Милюков проводил мысль о том, что именно левые конституционалисты являются единственно законными преемниками традиций "внеклассовой" русской интеллигенции. При этом Милюков категорически отвергал веховские обвинения либеральной интеллигенции в антигосударственном "отщепенстве". По его мнению, интеллигенция проявила себя в годы первой русской революции чуть ли не единственной и наиболее последовательной носительницей идеи государственности. "Безгосударственность", как считал Милюков, безосновательно приписывается всей русской интеллигенции. Подобным обвинением стираются различия между различными течениями общественной мысли. В истории русского освободительного движения красной нитью проходит борьба за государственность и законность. Это проявилось в эпоху Екатерины II, в либеральной программе А.Н. Радищева, затем идея государственности ярко воплотилась в союзе правительства и демократической интеллигенции в "эпоху великих реформ". Славянофилов же, которых веховцы делали своими идейными предшественниками, Милюков определял в известном смысле как представителей безгосударственности, поскольку они отрицали в прошлом России государство и "юридические начала".

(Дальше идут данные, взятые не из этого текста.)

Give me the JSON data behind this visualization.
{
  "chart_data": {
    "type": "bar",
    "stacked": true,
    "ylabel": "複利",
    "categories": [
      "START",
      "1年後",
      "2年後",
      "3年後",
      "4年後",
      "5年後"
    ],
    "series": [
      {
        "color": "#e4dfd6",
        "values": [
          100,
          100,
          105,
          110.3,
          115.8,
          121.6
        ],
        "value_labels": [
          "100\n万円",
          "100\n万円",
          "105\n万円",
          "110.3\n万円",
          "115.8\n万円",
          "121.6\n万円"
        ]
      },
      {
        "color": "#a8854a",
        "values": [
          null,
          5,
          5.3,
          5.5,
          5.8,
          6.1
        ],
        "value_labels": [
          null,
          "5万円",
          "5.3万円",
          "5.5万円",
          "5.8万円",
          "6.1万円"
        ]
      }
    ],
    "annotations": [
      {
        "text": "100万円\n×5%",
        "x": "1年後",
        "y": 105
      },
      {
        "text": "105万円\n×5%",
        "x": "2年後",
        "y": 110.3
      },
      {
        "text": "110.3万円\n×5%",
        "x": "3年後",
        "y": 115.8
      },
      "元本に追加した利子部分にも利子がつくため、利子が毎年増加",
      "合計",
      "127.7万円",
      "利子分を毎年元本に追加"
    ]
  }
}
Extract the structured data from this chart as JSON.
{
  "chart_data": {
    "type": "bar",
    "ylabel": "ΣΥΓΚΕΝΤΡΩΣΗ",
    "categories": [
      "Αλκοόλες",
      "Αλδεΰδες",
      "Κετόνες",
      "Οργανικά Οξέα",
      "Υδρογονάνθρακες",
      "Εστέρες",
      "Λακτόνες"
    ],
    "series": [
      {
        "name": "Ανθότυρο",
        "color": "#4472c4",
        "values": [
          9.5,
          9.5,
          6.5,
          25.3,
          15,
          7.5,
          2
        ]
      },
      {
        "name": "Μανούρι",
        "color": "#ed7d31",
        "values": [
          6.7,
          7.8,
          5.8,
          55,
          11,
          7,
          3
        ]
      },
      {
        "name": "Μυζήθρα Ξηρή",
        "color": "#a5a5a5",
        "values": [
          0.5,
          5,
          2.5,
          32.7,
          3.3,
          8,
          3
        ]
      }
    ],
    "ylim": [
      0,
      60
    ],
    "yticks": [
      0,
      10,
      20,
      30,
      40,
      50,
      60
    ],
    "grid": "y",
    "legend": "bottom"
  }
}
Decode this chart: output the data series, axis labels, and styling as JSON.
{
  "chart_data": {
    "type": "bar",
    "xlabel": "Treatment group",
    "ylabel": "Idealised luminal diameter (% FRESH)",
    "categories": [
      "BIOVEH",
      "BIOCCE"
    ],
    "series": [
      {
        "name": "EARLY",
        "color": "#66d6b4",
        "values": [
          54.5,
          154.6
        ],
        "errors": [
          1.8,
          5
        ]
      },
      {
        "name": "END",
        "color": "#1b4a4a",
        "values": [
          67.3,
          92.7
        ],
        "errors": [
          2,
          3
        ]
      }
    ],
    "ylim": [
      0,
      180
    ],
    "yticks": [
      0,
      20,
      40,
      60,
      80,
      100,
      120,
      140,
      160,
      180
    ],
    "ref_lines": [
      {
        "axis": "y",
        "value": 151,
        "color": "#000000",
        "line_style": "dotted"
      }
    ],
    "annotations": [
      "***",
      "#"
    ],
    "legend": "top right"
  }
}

Защита интеллигенции от обвинений "Вех" сопровождалась утверждениями о том, что не вся интеллигенция являлась социалистической, а значительная ее часть была демократической и либеральной. Недооценка "Вехами" роли либеральной интеллигенции составляла, по мнению многих, одно из основных ошибочных положений "Вех". Вместе с тем, изображая традицию русской интеллигенции в конституционалистских тонах, левые конституционалисты желали идентифицироваться в глазах общественности с героическими традициями радикальной интеллигенции, рассчитывая на объединение сил с ней в борьбе против существовавшего режима.

То, исходя из чего веховцы определяли само понятие "интеллигенция", Н. Гредескул и Д. Овсянико-Куликовский рассматривали как ее основную характеристику на определенном этапе развития.

Если Гредескул определял такую характеристику как "народничество", то Овсянико-Куликовский видел ее в "идеологической "психологии". Он достаточно определенно формулировал признаки "идеологического" сознания: поиск синтеза знаний, идей, моральных устремлений, проповедническая ориентированность мысли, яркая выраженность личных симпатий и антипатий при рассмотрении социальных проблем. Овсянико-Куликовский, в профессиональном плане мысля себя в первую очередь филологом, а не социологом, видел проблему интеллигенции среди центральных проблем общественной жизни России.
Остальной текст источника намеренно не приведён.